The president of the IMF is surprisingly pragmatic about the current state of the sport in the country, “Currently, we don’t have any world class climbers. I don’t expect that we’ll be able to produce such climbers overnight. We have however competed outside the country and returned with 30 medals since we started climbing in 1991.”
Budget for competitions absent
Head coach Amit Sharma reckons that IMF could do with a specialist division or spin-off for Sports Climbing which oversees the three disciplines of Speed, Lead and Bouldering specifically. For Sharma, sending climbers to international competitions remains a priority.
“IMF can bear some of the expenses but it has a limited budget as well. For the sport climbing specific competitions, like the World Championships and the various World Cup stages, climbers have to pay their own way currently,” rues Sharma.
Initially, the contingent was unsure of going to the Asian Games as the IMF’s eight names which were suggested were not cleared. After a series of meetings between IMF and the Indian Olympic Association (IOA), three were finally cleared to go to Indonesia.
The IMF has tried to address this lack of competition in its own way. Zonals across seven divisions – North, South, East, West, North-East, Armed Forces and other services (Police Force/BPF) – are held once a year and Chauhan estimates that an average of 30 climbers take part in these, which are open competitions.

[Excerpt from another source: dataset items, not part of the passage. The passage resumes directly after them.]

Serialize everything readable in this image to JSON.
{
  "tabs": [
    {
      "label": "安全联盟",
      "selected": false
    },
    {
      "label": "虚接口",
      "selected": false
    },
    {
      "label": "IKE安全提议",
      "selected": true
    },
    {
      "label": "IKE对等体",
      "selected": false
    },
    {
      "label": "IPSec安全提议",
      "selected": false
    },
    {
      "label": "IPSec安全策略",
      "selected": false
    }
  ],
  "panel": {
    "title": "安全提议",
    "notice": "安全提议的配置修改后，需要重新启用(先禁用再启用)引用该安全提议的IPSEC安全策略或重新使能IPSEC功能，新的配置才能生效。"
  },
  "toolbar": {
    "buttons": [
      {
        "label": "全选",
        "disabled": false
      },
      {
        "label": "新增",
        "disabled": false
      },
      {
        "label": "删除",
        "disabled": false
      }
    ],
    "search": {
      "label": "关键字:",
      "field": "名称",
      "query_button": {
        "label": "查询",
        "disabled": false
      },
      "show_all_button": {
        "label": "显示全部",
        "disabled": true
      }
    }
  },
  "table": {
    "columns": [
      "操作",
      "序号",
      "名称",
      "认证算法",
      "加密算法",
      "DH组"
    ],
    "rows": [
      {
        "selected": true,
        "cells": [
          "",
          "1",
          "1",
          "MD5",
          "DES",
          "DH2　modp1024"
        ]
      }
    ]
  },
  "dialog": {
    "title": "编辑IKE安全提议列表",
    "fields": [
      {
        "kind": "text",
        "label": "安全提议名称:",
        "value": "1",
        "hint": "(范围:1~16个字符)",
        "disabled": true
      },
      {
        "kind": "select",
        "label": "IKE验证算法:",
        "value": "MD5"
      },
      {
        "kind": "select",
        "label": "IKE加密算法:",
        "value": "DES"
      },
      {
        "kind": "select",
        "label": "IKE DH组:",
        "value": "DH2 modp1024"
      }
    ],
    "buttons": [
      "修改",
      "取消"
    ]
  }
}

Climbers however, must pass minimum criteria to take part in these.
Several IMF-approved competitions such as the All India Sports Climbing competition in Jamshedpur have cropped up. The challenge in the domestic circuit is to standardise the walls, with only two – the one at IMF, New Delhi and the second at the Kalinga Stadium Complex, Bhubaneshwar – meeting international standards.
“Walls are expensive,” says Bharath Pereira, previous record holder and one of several climbers from Bengaluru, which Sharma says is a hotspot of climbers alongside Manipur and Odisha.
Shreya Nankar, also heading to the Asian Games, finds it difficult to practise due to what she terms a ‘lack of infrastructure’ back home in Pune.
Pereira says Bengaluru have several walls including the Equilibrium Sports Complex, the Kanteerava Stadium Complex and Church Street, but none that meet the standards. Small holds (foot and hand) can cost thousands while larger, more specialised holds can cost an enthusiast a lakh or two.
The IMF website lists 57 major walls across the country with 12 on those list located in Delhi. Chauhan says new walls are a huge undertaking, with initial costs in excess of two crores. Shoes made of specialised malleable rubber, are also to be imported given the variety of holds that one encounters during competitions.
For coach Sharma, the challenge is now to produce versatile climbers. While the Asian Games will award medals in all three categories, the Olympics in 2020 will involve excelling in all three categories with a combined medal awarded at the end of the competition.
“There are those who only like speed or bouldering. Maibam has a youth medal in lead climbing as well, and all three heading to the Asian Games will have to compete across categories. For the Olympics though, it’s likely to be a stiffer prospect,” says Sharma.
He signs off on a hopeful note though. “While 2020 is expected to come too soon, we can definitely think of a medal in 2024. All the climbers here are young and with proper training and exposure, we definitely have the capability.”